SaturationEnv¶
SaturationEnv
is an abstract class for environments guiding the choice of a given clause in the saturation algorithm used to build automated theorem provers. It has two subclasses:
VampireEnv
is an environment for guiding the choice of a given clause in the saturation loop of a Vampire prover. Since we focus on guiding the saturation loop here, we don’t use the Avatar [3]IProverEnv
is an environment for guiding the choice of a given clause in the saturation loop of the iProver [1]
Action Space |
|
Observation Space |
|
import |
|
import |
|
Here Clause(n)
is an alias for
Dict(
'birth_step': Discrete(n),
'inference_parents': Sequence(
Text(1, 256, characters=ALPHANUMERIC_WITH_UNDERSCORE),
stack=False
),
'inference_rule': Text(1, 256, characters=ALPHANUMERIC_WITH_UNDERSCORE),
'label': Text(1, 256, characters=ALPHANUMERIC_WITH_UNDERSCORE),
'literals': Text(1, 4000, characters=EXTENDED_ALPHANUMERIC),
'role': Text(1, 256, characters=ALPHANUMERIC_WITH_UNDERSCORE)
)
and EXTENDED_ALPHANUMERIC
is ALPHANUMERIC_WITH_UNDERSCORE
extended by nine special characters (), |~=!$
. Such a structure corresponds to clauses (logical statements) in the TPTP language.
Description¶
The given clause (or saturation) algorithm is the basis of many contemporary provers. See [2] for an excellent introduction and Python code snippets. In short, the algorithm is the following one:
unprocessed_clauses: list[Clause] = get_preprocessed_theorem_statement()
processed_clauses: list[Clause] = []
while EMPTY_CLAUSE not in unprocessed_clauses and unprocessed_clauses:
given_clause: Clause = select_given_clause(unprocessed_clauses)
processed_clauses.append(given_clause)
new_clauses: list[Clause] = apply_inference_rules(
given_clause, processed_clauses
)
unprocessed_clauses.extend(new_clauses)
unprocessed_clauses.remove(given_clause)
get_preprocessed_theorem_statement
corresponds to the environment reset, and typically includes parsing, Skolemization, transformation to conjunctive normal form among other things.
apply_inference_rules
is a ‘logic engine’ of a prover corresponding to what happens during the environment’s step
. It usually includes resolution, superposition and other nasty stuff. To guarantee the algorithm applicability, the inference rules system must be refutation complete.
select_given_clause
is a trainable agent policy.
If the EMPTY_CLAUSE
(aka falsehood or contradiction) appears among the unprocessed_clauses
, it means we arrived at a refutation of the original set of clauses, which gives us a proof by contradiction for our theorem. If the unprocessed_clauses
becomes empty, it means we’ve built a counter-example for our proposition.
Action Space¶
Action is an index of a given clause. It belongs to a discrete space of size n
. n
is the maximal number of clauses in a proof state (unprocessed_clauses
and processed_clauses
together).
Observation Space¶
An observation is a tuple of strings, containing a clause literals in the TPTP syntax, e.g. 'mult(X, mult(Y, Z)) = mult(mult(X, Y), Z)'
for each clause belonging to unprocessed_clauses
and processed_clauses
Starting State¶
A starting state of the environment depends on a task set (a theorem to prove). If there are N
unprocessed clauses in the pre-processed theorem statement, the starting state contains N
strings.
By default, the task is a simple theorem from group theory:
cnf(associativity, axiom, mult(X, mult(Y, Z)) = mult(mult(X, Y), Z)).

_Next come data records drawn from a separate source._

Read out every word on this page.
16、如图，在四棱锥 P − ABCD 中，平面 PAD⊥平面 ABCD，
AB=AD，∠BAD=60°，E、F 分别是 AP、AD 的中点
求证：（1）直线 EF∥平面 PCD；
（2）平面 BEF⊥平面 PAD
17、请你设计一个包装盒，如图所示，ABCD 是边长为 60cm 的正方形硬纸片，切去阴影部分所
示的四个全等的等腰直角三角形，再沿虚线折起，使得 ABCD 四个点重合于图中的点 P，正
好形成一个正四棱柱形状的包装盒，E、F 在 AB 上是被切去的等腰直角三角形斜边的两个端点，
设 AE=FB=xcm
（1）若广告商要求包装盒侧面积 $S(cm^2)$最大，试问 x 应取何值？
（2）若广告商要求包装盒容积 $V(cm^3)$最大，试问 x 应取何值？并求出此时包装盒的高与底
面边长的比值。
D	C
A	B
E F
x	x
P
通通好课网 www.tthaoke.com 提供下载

cnf(left_identity, axiom, mult(e, X) = X).
cnf(left_inverse, axiom, mult(inv(X), X) = e).
cnf(idempotent_element, hypothesis, mult(a, a) = a).
cnf(negated_conjecture, negated_conjecture, ~ a = e).
One can set another task by specifying a filename of a respective TPTP problem:
env.set_task(filename)
Rewards¶
Reward is 1.0
after a step iff the saturation algorithm terminated at this step, and 0.0
otherwise.
Episode End¶
Termination means the saturation algorithm ended with refutation found or satisfiability established.
Truncation happens if the number of clauses in the state exceeds
action_space.n
.
Information¶
The environment returns no additional information.
Arguments¶
import gymnasium
gymnasium.make(
"Vampire-v0", # or "iProver-v0"
max_clauses=1000,
render_mode="human",
prover_binary_path="vampire", # or "iproveropt"
)
max_clauses=1000
: the size n
of the action space.
render_mode="human"
: either ansi
(return the clauses from the current proof state in the TPTP format) or human
(print the ansi
rendering to the standard output)
prover_binary_path="vampire"
(or "iproveropt"
): the path to a prover binary (supposed to be on the $PATH
by default)
References¶
Version History¶
v0: Initial version release